Bestselling author Diane Chamberlain delivers a breakout book about a small southern town fifty years ago, and the darkest—and most hopeful—places in the human heart


After losing her parents, fifteen-year-old Ivy Hart is left to care for her grandmother, older sister and nephew as tenants on a small tobacco farm.  As she struggles with her grandmother’s aging, her sister’s mental illness and her own epilepsy, she realizes they might need more than she can give.

When Jane Forrester takes a position as Grace County’s newest social worker, she doesn’t realize just how much her help is needed.  She quickly becomes emotionally invested in her clients' lives, causing tension with her boss and her new husband.  But as Jane is drawn in by the Hart women, she begins to discover the secrets of the small farm—secrets much darker than she would have guessed.  Soon, she must decide whether to take drastic action to help them, or risk losing the battle against everything she believes is wrong.

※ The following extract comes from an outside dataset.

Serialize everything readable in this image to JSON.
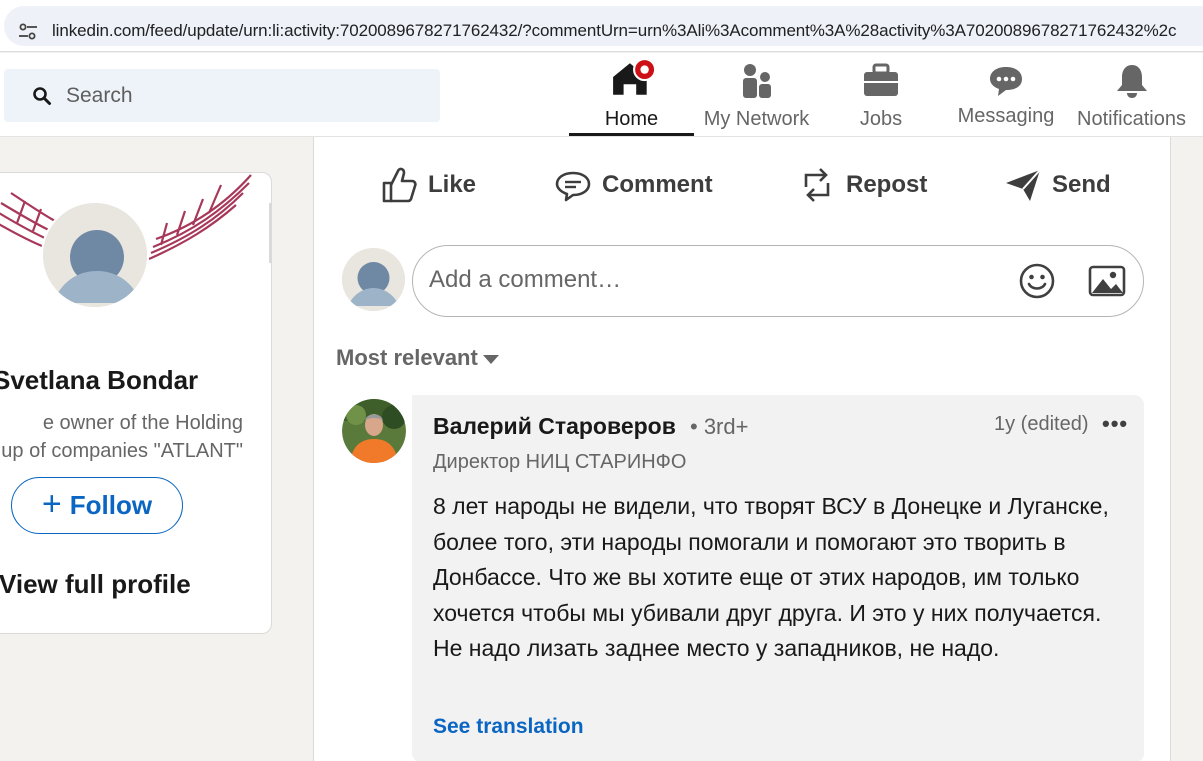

Set in rural Grace County, North Carolina in a time of state-mandated sterilizations and racial tension, Necessary Lies tells the story of these two young women, seemingly worlds apart, but both haunted by tragedy.  Jane and Ivy are thrown together and must ask themselves: how can you know what you believe is right, when everyone is telling you it’s wrong?

Review:



From 1929 until 1974, an estimated 7,600 North Carolinians, women and men, many of whom were poor, undereducated, institutionalized, sick or disabled, were sterilized by choice, force or coercion under the authorization of the North Carolina Eugenics Board program.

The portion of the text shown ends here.